Forced school to ‘acknowledge the difference between education and indoctrination’

(Conservative Playlist) Timothy Keiderling’s decision to enroll in the Princeton Theological Seminary reflected his commitment “to give my life to work for justice and to live out the values of the Kingdom of God.” In a letter to the seminary’s president, Craig Barnes, he wrote that he “would sacrifice anything to make sure that my brothers and sisters see relief from their oppression.”

But the seminary’s concept of justice clashed with Keiderling’s conscience when PTS required him to attend “anti-racism” training sessions that he considered a form of indoctrination. He refused to participate in the sessions even after being reminded that they were mandatory. And then – early this year, with the potent support of the newly founded Academic Freedom Alliance (AFA) – he convinced the seminary to exempt him from the training.

It was “a real victory which can advance the academic freedom cause substantially,” says Princeton Professor Robert George, a leader of the AFA who acted as an adviser to Keiderling, and whom the latter credits with making his victory possible. “Instead of a victim, we have a victor — one who stuck to his guns and persuaded his institution not only to respect his right of conscience, but to acknowledge the difference between education and indoctrination.”

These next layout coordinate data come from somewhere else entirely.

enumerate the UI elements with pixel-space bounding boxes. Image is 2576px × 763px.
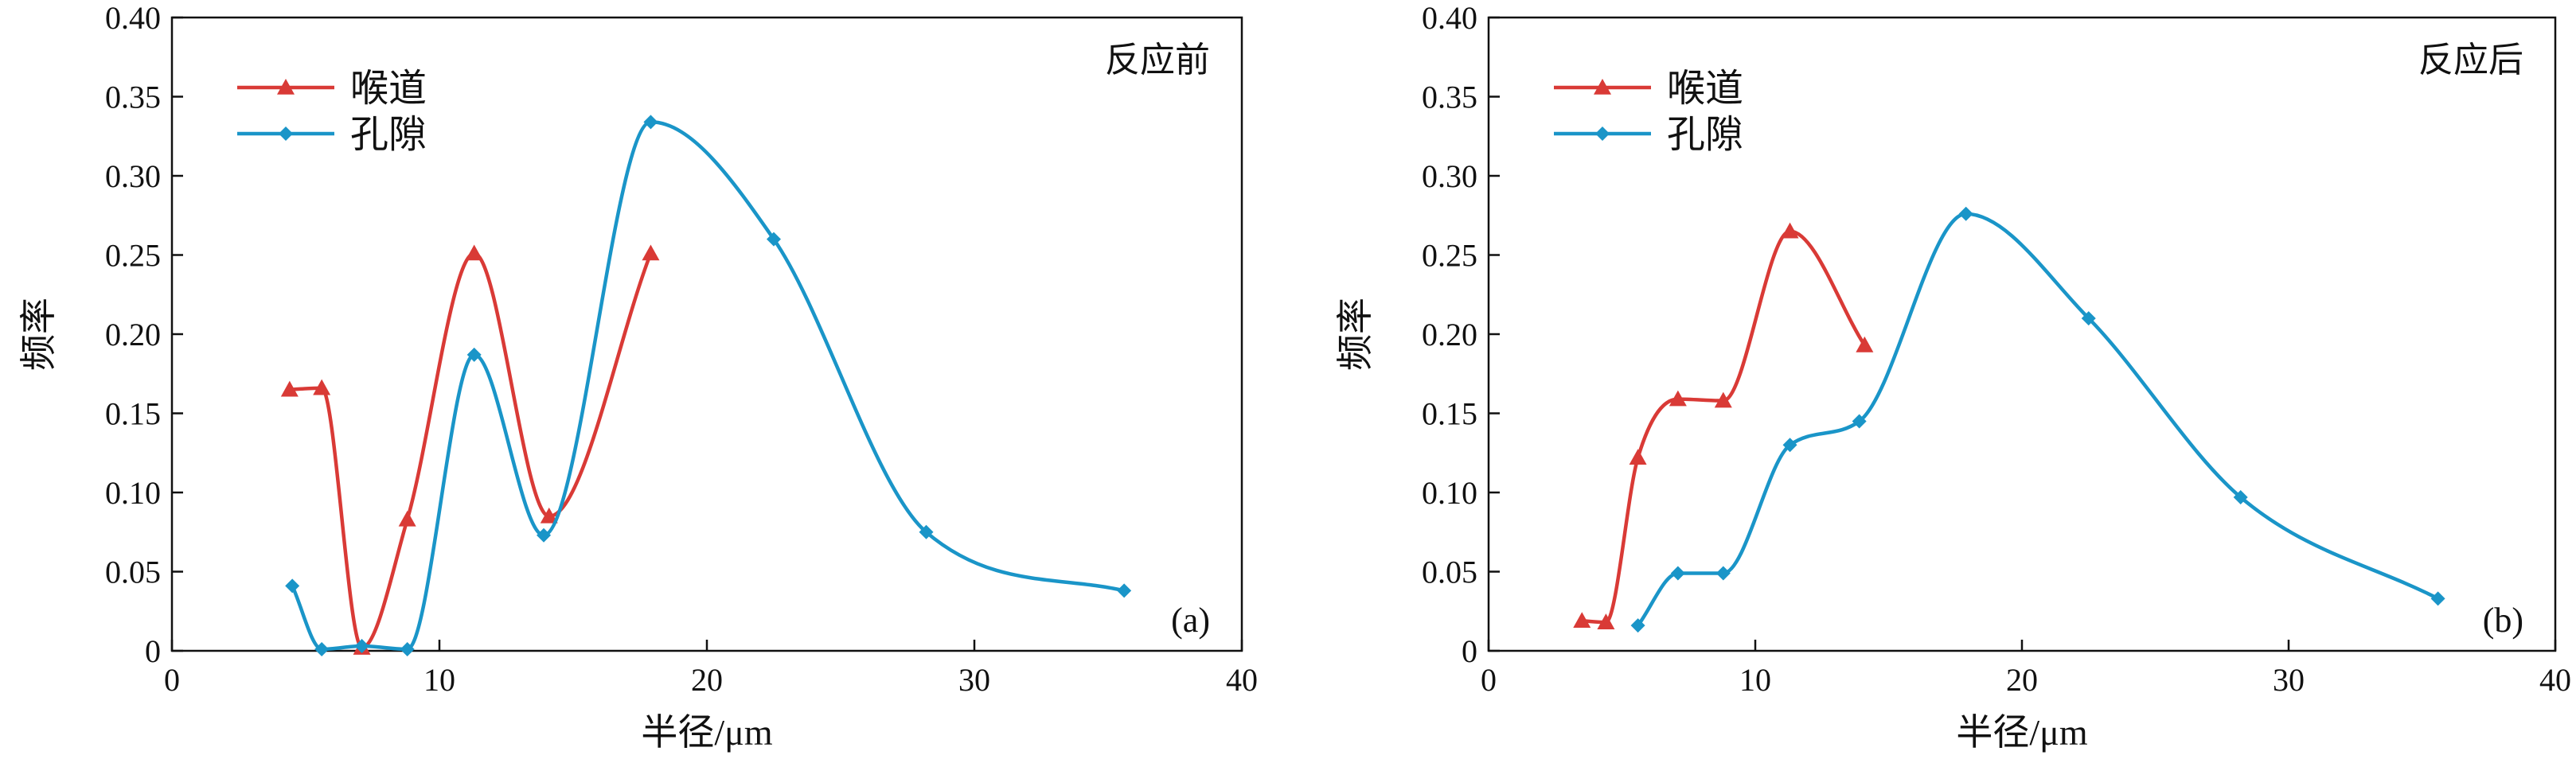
x-tick-label: 20 (2006, 662, 2038, 698)
y-tick-label: 0.10 (105, 475, 161, 511)
data-point-pore (285, 578, 300, 594)
panel-label: (a) (1171, 601, 1210, 640)
panel-label: (b) (2483, 601, 2523, 640)
x-tick-label: 0 (164, 662, 180, 698)
data-point-pore (2081, 311, 2096, 326)
y-tick-label: 0.15 (105, 396, 161, 432)
data-point-throat (1856, 336, 1874, 352)
data-point-throat (1669, 390, 1687, 407)
data-point-pore (1117, 583, 1132, 598)
y-tick-label: 0.20 (105, 317, 161, 352)
data-point-throat (465, 244, 483, 261)
data-point-pore (767, 232, 781, 247)
y-tick-label: 0.15 (1422, 396, 1477, 432)
data-point-throat (1781, 222, 1799, 239)
data-point-throat (313, 379, 331, 395)
y-tick-label: 0.05 (105, 555, 161, 590)
legend-label-pore: 孔隙 (350, 114, 427, 156)
y-tick-label: 0.25 (1422, 238, 1477, 274)
data-point-pore (314, 642, 330, 657)
x-tick-label: 40 (1226, 662, 1258, 698)
x-tick-label: 10 (1739, 662, 1771, 698)
data-point-pore (537, 527, 552, 543)
legend-label-throat: 喉道 (350, 68, 427, 110)
y-tick-label: 0.35 (1422, 80, 1477, 115)
plot-frame (170, 16, 1243, 652)
y-tick-label: 0.35 (105, 80, 161, 115)
x-tick-label: 20 (691, 662, 723, 698)
y-axis-title: 频率 (18, 298, 59, 371)
series-line-throat (1582, 229, 1867, 625)
data-point-pore (919, 524, 934, 539)
data-point-throat (1597, 613, 1615, 629)
series-line-throat (289, 251, 653, 650)
y-tick-label: 0.25 (105, 238, 161, 274)
data-point-pore (466, 347, 482, 362)
data-point-pore (1782, 438, 1797, 453)
data-point-pore (354, 639, 369, 654)
data-point-pore (2233, 489, 2248, 504)
x-axis-title: 半径/μm (1956, 712, 2087, 753)
data-point-pore (1958, 206, 1973, 221)
data-point-pore (1715, 566, 1731, 581)
legend-marker-pore (279, 127, 293, 141)
x-tick-label: 0 (1481, 662, 1497, 698)
legend-marker-throat (1594, 79, 1611, 95)
data-point-throat (1714, 391, 1732, 408)
x-axis-title: 半径/μm (641, 712, 772, 753)
data-point-throat (398, 510, 416, 527)
legend-label-pore: 孔隙 (1667, 114, 1743, 156)
y-tick-label: 0 (145, 633, 161, 669)
legend-marker-throat (277, 79, 295, 95)
x-tick-label: 10 (423, 662, 455, 698)
data-point-pore (400, 642, 415, 657)
x-tick-label: 40 (2539, 662, 2571, 698)
y-tick-label: 0 (1462, 633, 1477, 669)
y-axis-title: 频率 (1335, 298, 1376, 371)
data-point-throat (1629, 449, 1647, 465)
series-line-pore (1636, 212, 2439, 627)
y-tick-label: 0.30 (105, 158, 161, 194)
y-tick-label: 0.10 (1422, 475, 1477, 511)
series-line-pore (291, 120, 1125, 652)
y-tick-label: 0.40 (105, 0, 161, 36)
data-point-pore (1852, 414, 1867, 429)
data-point-pore (643, 115, 658, 130)
data-point-throat (540, 507, 558, 524)
data-point-pore (1630, 618, 1645, 633)
chart-panel-b: 0 10 20 30 40 0 0.05 0.10 0.15 0.20 0.25 0.30 0.35 0.… (1335, 0, 2571, 753)
y-tick-label: 0.40 (1422, 0, 1477, 36)
y-tick-label: 0.20 (1422, 317, 1477, 352)
data-point-throat (1573, 612, 1591, 628)
data-point-throat (280, 380, 299, 397)
x-tick-label: 30 (2273, 662, 2305, 698)
plot-frame (1487, 16, 2557, 652)
y-tick-label: 0.30 (1422, 158, 1477, 194)
condition-annotation: 反应前 (1105, 41, 1210, 80)
legend-marker-pore (1595, 127, 1610, 141)
y-tick-label: 0.05 (1422, 555, 1477, 590)
x-tick-label: 30 (958, 662, 990, 698)
condition-annotation: 反应后 (2418, 41, 2523, 80)
data-point-pore (2430, 591, 2445, 606)
data-point-pore (1670, 566, 1685, 581)
chart-panel-a: 0 10 20 30 40 0 0.05 0.10 0.15 0.20 0.25 0.30 0.35 0.… (18, 0, 1258, 753)
data-point-throat (642, 244, 660, 261)
legend-label-throat: 喉道 (1667, 68, 1743, 110)
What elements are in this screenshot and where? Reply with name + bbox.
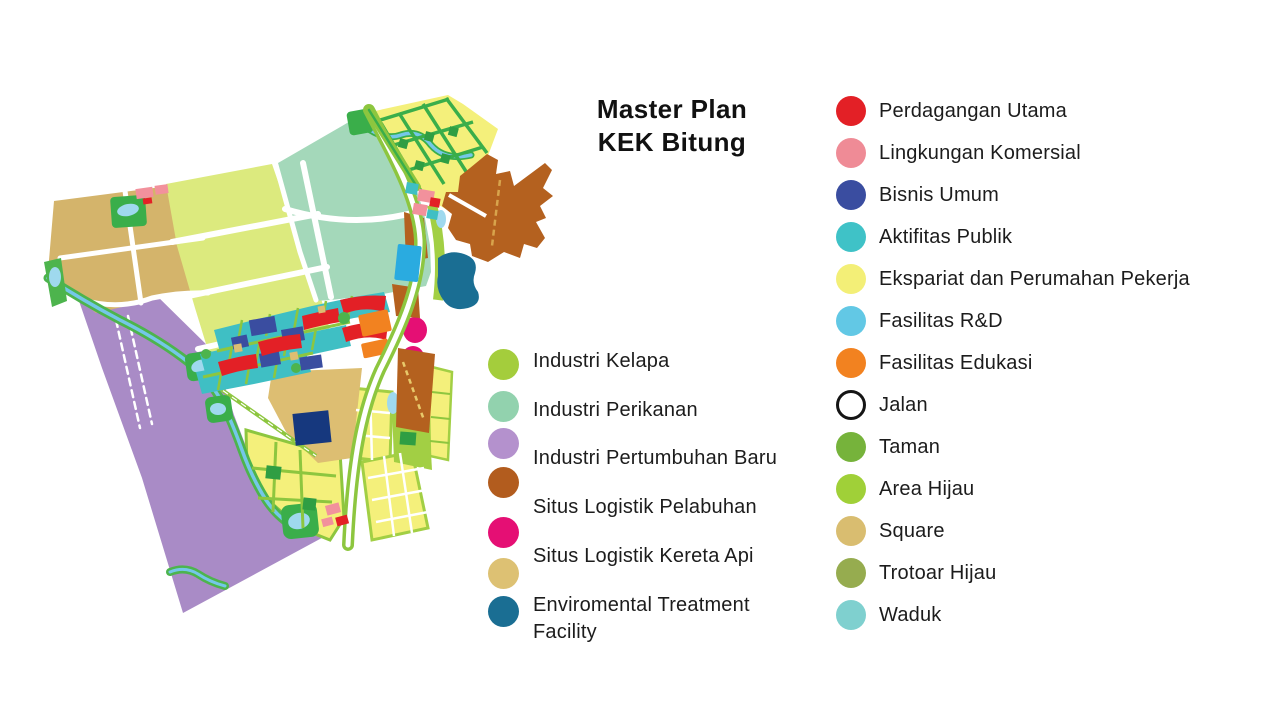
south-parks xyxy=(265,431,417,511)
page-title-line2: KEK Bitung xyxy=(597,127,747,157)
zone-industri-kelapa xyxy=(166,164,333,357)
legend-label: Waduk xyxy=(879,603,942,626)
legend-label: Bisnis Umum xyxy=(879,183,999,206)
legend-label-industri-perikanan: Industri Perikanan xyxy=(533,399,698,421)
legend-swatch-industri-kelapa xyxy=(488,349,519,380)
legend-swatch-logistik-pelabuhan xyxy=(488,467,519,498)
page-title: Master Plan KEK Bitung xyxy=(530,93,814,159)
legend-label: Taman xyxy=(879,435,941,458)
legend-swatch-taman xyxy=(836,432,866,462)
south-commercial-cluster xyxy=(321,502,350,528)
legend-label: Fasilitas Edukasi xyxy=(879,351,1033,374)
legend-swatch-bisnis-umum xyxy=(836,180,866,210)
legend-swatch-area-hijau xyxy=(836,474,866,504)
legend-swatch-logistik-kereta-api xyxy=(488,517,519,548)
band-nodes xyxy=(201,305,350,373)
legend-swatch-industri-pertumbuhan xyxy=(488,428,519,459)
legend-item: Fasilitas Edukasi xyxy=(836,342,1266,384)
legend-label-industri-pertumbuhan: Industri Pertumbuhan Baru xyxy=(533,447,778,469)
legend-label-enviromental: Enviromental Treatment Facility xyxy=(533,594,750,643)
legend-swatch-fasilitas-rnd xyxy=(836,306,866,336)
legend-swatch-industri-perikanan xyxy=(488,391,519,422)
zone-industri-pertumbuhan-baru xyxy=(78,291,331,613)
legend-swatch-lingkungan-komersial xyxy=(836,138,866,168)
legend-swatch-enviromental xyxy=(488,596,519,627)
legend-label: Trotoar Hijau xyxy=(879,561,997,584)
legend-swatch-trotoar-hijau xyxy=(836,558,866,588)
legend-label: Square xyxy=(879,519,945,542)
zone-areas xyxy=(48,95,498,613)
legend-label: Fasilitas R&D xyxy=(879,309,1003,332)
main-arterial-road xyxy=(342,104,427,551)
legend-label: Ekspariat dan Perumahan Pekerja xyxy=(879,267,1190,290)
legend-swatch-fasilitas-edukasi xyxy=(836,348,866,378)
legend-label: Aktifitas Publik xyxy=(879,225,1013,248)
legend-swatch-tan xyxy=(488,558,519,589)
legend-item: Bisnis Umum xyxy=(836,174,1266,216)
legend-swatch-perdagangan-utama xyxy=(836,96,866,126)
junction-commercial-cluster xyxy=(405,182,441,220)
zone-fasilitas-edukasi xyxy=(358,309,392,359)
zone-situs-logistik-pelabuhan xyxy=(442,154,553,262)
legend-item: Lingkungan Komersial xyxy=(836,132,1266,174)
legend-item: Waduk xyxy=(836,594,1266,636)
roads-white xyxy=(47,160,429,430)
page-title-line1: Master Plan xyxy=(596,94,748,124)
legend-item: Perdagangan Utama xyxy=(836,90,1266,132)
legend-swatch-ekspariat xyxy=(836,264,866,294)
legend-item: Taman xyxy=(836,426,1266,468)
legend-label: Area Hijau xyxy=(879,477,975,500)
zone-bisnis-umum-square xyxy=(292,410,332,446)
legend-swatch-aktifitas-publik xyxy=(836,222,866,252)
legend-label-industri-kelapa: Industri Kelapa xyxy=(533,350,670,372)
legend-item: Trotoar Hijau xyxy=(836,552,1266,594)
zone-enviromental-treatment xyxy=(437,252,479,310)
legend-label: Perdagangan Utama xyxy=(879,99,1067,122)
ne-fan-parks xyxy=(397,126,459,172)
legend-item: Aktifitas Publik xyxy=(836,216,1266,258)
legend-item: Fasilitas R&D xyxy=(836,300,1266,342)
legend-label: Jalan xyxy=(879,393,928,416)
legend-swatch-jalan xyxy=(836,390,866,420)
legend-label-logistik-pelabuhan: Situs Logistik Pelabuhan xyxy=(533,496,757,518)
legend-item: Area Hijau xyxy=(836,468,1266,510)
legend-item: Square xyxy=(836,510,1266,552)
waduk-road-median xyxy=(387,392,399,414)
zone-fasilitas-rnd xyxy=(394,244,422,282)
legend-landuse: Perdagangan Utama Lingkungan Komersial B… xyxy=(836,90,1266,636)
legend-item: Ekspariat dan Perumahan Pekerja xyxy=(836,258,1266,300)
legend-item: Jalan xyxy=(836,384,1266,426)
legend-label: Lingkungan Komersial xyxy=(879,141,1081,164)
legend-swatch-square xyxy=(836,516,866,546)
legend-swatch-waduk xyxy=(836,600,866,630)
legend-label-logistik-kereta-api: Situs Logistik Kereta Api xyxy=(533,545,754,567)
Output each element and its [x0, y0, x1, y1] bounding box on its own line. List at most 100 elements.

As universities across the country careen more and more to the left – amid attacks not only on conservative and moderate students and faculty but also on liberals targeted for not being radical enough – mandatory instruction in far-left views on race, gender, and sexuality is on the rise. Students and faculty are told what they must think and say while submitting to “trainings” that require them to confess to, or otherwise accept guilt for, the taint of whiteness, or to defer to nonwhite and LGBTQ students or both.

Keiderling’s case matters because – at a time when critical race theory and anti-racism training are routinely described in the media as benign ways to encourage meaningful conversations – his experience opens a window into the often coercive and radical nature of those efforts. His willingness to push back against being told what he must think and to hint at a possible lawsuit to protect his right to think for himself may presage something like the broad pushback that has taken place in the courts against unfair procedures in campus sexual assault cases, suggested George.

Keiderling, who hails from the New Paltz, N.Y., area, said he entered PTS in August 2019, at the age of 24, hoping to learn the variety of opinions on the big questions about the New Testament, including nondenominational, outside-the-box perspectives.

He enjoyed most of his first year at PTS and his roughly 360 fellow graduate students and other friends in Princeton. But that year was a turbulent time, as the seminary was in the midst of an intensive, multi-year analysis of its ties to slavery, its “ongoing legacy of racism” since its founding in 1812, and its need for “confession and repentance.” And in Keiderling’s second year – after police killings of George Floyd and others had rocked the school along with the rest of the country – the seminary became focused on race, gender, and causes including “social justice” and “a serious overhaul in the nation’s approach to policing.” Beginning in August 2020, he said, he and his classmates were required to submit to direction by PTS in how they must think and speak about matters of race, gender and sexuality.